One-by-one we watched the young men walk up to their parents. Some sobbed. It quickly occurred to me that those student-athletes were boys, just like my young son. Of course, they were much larger and older … but boys, just the same.
That’s the “athlete” part of the term. But there is the “student” part to consider as well. The intense players from all of the teams we watch on the court, field or track are amazing students who not only compete athletically, but compete in the classroom and in communities.
Just think of the additional burden these busy student-athletes have while they work diligently to excel daily in the classroom. And many go off-campus to get actively involved and have a lasting impact in the local community or abroad. Here’s a great example
of the type of “student-athlete” enrolled at the University of Oregon.
While I never competed in sports (I have a body made more for running from football players than running at them), both of my children have played competitively … and still do. I have seen them experience the thrill of victory, which always inevitably comes with the sorrow of defeat.
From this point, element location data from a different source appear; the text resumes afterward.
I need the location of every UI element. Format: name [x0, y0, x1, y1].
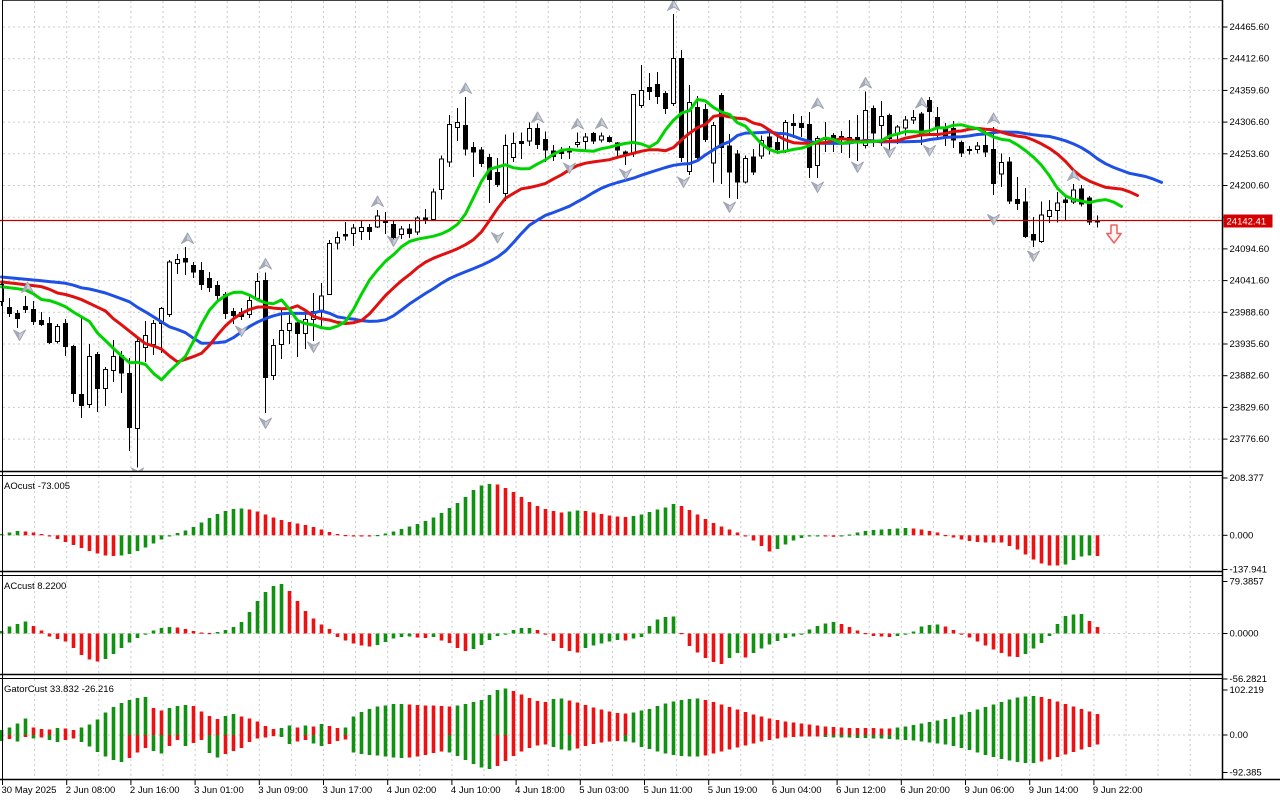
svg-text:GatorCust 33.832 -26.216: GatorCust 33.832 -26.216 — [4, 684, 114, 695]
svg-text:2 Jun 16:00: 2 Jun 16:00 — [130, 785, 180, 796]
svg-text:5 Jun 19:00: 5 Jun 19:00 — [708, 785, 758, 796]
svg-text:5 Jun 03:00: 5 Jun 03:00 — [579, 785, 629, 796]
svg-text:3 Jun 01:00: 3 Jun 01:00 — [194, 785, 244, 796]
svg-text:30 May 2025: 30 May 2025 — [2, 785, 57, 796]
svg-text:6 Jun 12:00: 6 Jun 12:00 — [836, 785, 886, 796]
svg-text:24041.60: 24041.60 — [1230, 276, 1270, 287]
svg-text:5 Jun 11:00: 5 Jun 11:00 — [644, 785, 693, 796]
svg-text:6 Jun 04:00: 6 Jun 04:00 — [772, 785, 822, 796]
svg-text:4 Jun 02:00: 4 Jun 02:00 — [387, 785, 437, 796]
svg-text:-137.941: -137.941 — [1230, 565, 1268, 576]
svg-text:3 Jun 09:00: 3 Jun 09:00 — [258, 785, 308, 796]
svg-text:23882.60: 23882.60 — [1230, 371, 1270, 382]
svg-text:24412.60: 24412.60 — [1230, 54, 1270, 65]
svg-text:24253.60: 24253.60 — [1230, 149, 1270, 160]
svg-text:-56.2821: -56.2821 — [1230, 674, 1268, 685]
svg-text:2 Jun 08:00: 2 Jun 08:00 — [66, 785, 116, 796]
svg-text:24142.41: 24142.41 — [1227, 217, 1267, 228]
svg-text:4 Jun 10:00: 4 Jun 10:00 — [451, 785, 501, 796]
svg-text:79.3857: 79.3857 — [1230, 577, 1264, 588]
svg-text:9 Jun 14:00: 9 Jun 14:00 — [1029, 785, 1079, 796]
svg-text:23776.60: 23776.60 — [1230, 434, 1270, 445]
svg-text:0.000: 0.000 — [1230, 530, 1254, 541]
svg-text:4 Jun 18:00: 4 Jun 18:00 — [515, 785, 565, 796]
svg-text:24200.60: 24200.60 — [1230, 181, 1270, 192]
svg-text:AOcust -73.005: AOcust -73.005 — [4, 481, 70, 492]
svg-text:23988.60: 23988.60 — [1230, 307, 1270, 318]
svg-text:6 Jun 20:00: 6 Jun 20:00 — [900, 785, 950, 796]
svg-text:0.0000: 0.0000 — [1230, 629, 1259, 640]
svg-text:ACcust 8.2200: ACcust 8.2200 — [4, 581, 66, 592]
svg-text:9 Jun 22:00: 9 Jun 22:00 — [1093, 785, 1143, 796]
svg-text:24094.60: 24094.60 — [1230, 244, 1270, 255]
svg-text:23829.60: 23829.60 — [1230, 402, 1270, 413]
svg-text:24359.60: 24359.60 — [1230, 85, 1270, 96]
svg-text:23935.60: 23935.60 — [1230, 339, 1270, 350]
svg-text:0.00: 0.00 — [1230, 730, 1249, 741]
svg-text:-92.385: -92.385 — [1230, 768, 1262, 779]
svg-text:3 Jun 17:00: 3 Jun 17:00 — [323, 785, 373, 796]
svg-text:24465.60: 24465.60 — [1230, 22, 1270, 33]
svg-text:24306.60: 24306.60 — [1230, 117, 1270, 128]
svg-text:9 Jun 06:00: 9 Jun 06:00 — [965, 785, 1015, 796]
svg-text:102.219: 102.219 — [1230, 685, 1264, 696]
svg-text:208.377: 208.377 — [1230, 473, 1264, 484]
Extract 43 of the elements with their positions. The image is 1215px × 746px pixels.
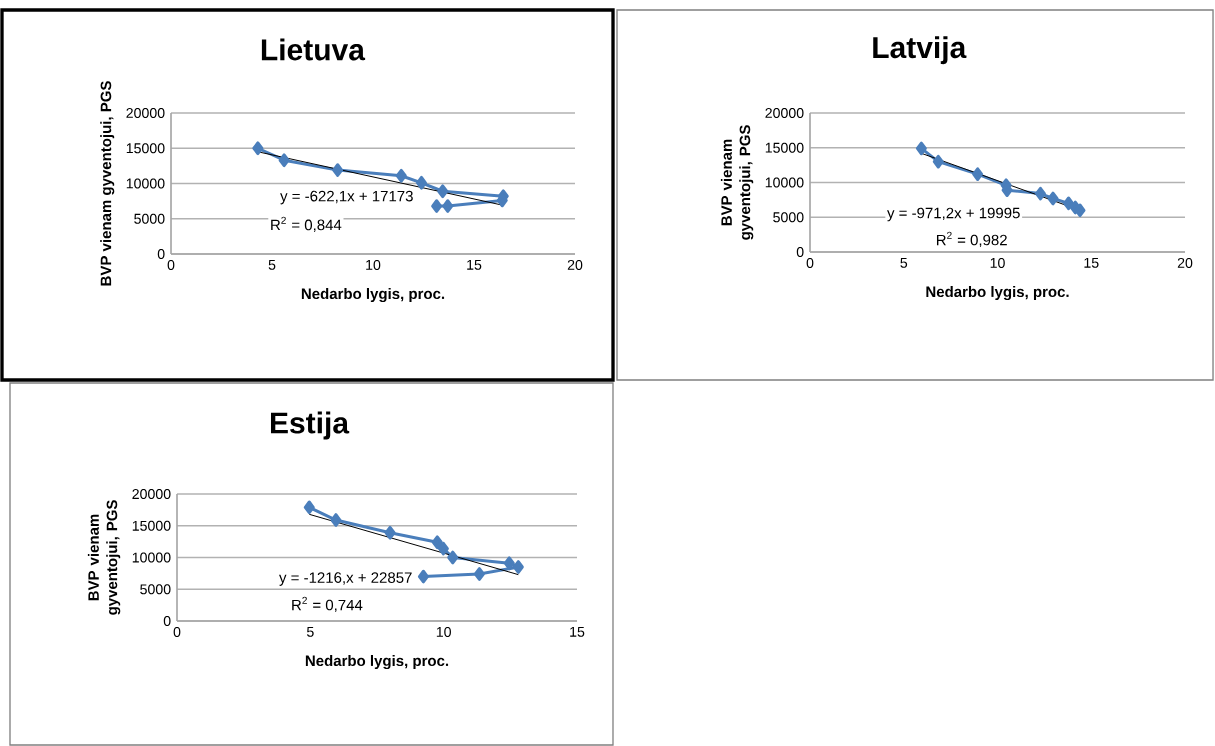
x-tick-label: 15 — [570, 626, 585, 637]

It’s the nature of competition. And, Lisa and I have been there, giving hugs and consolation after a devastating loss as well as hugs and high-fives after a thrilling win.
That moment outside of Autzen was so moving for me because, in an instant, I realized that the opponents on the field that day were just like my son. The enthusiasm of “our” win was quickly dampened by the sting of loss I saw on the faces of the young men.
As parents, alumni and fans, let’s all remember this when we cheer on our student-athletes at their games. Let’s not forget how hard they all work to compete in the game and to excel at their school accomplishments and philanthropic endeavors. These student-athletes deserve our support and encouragement. And every now and then they just might need a hug too.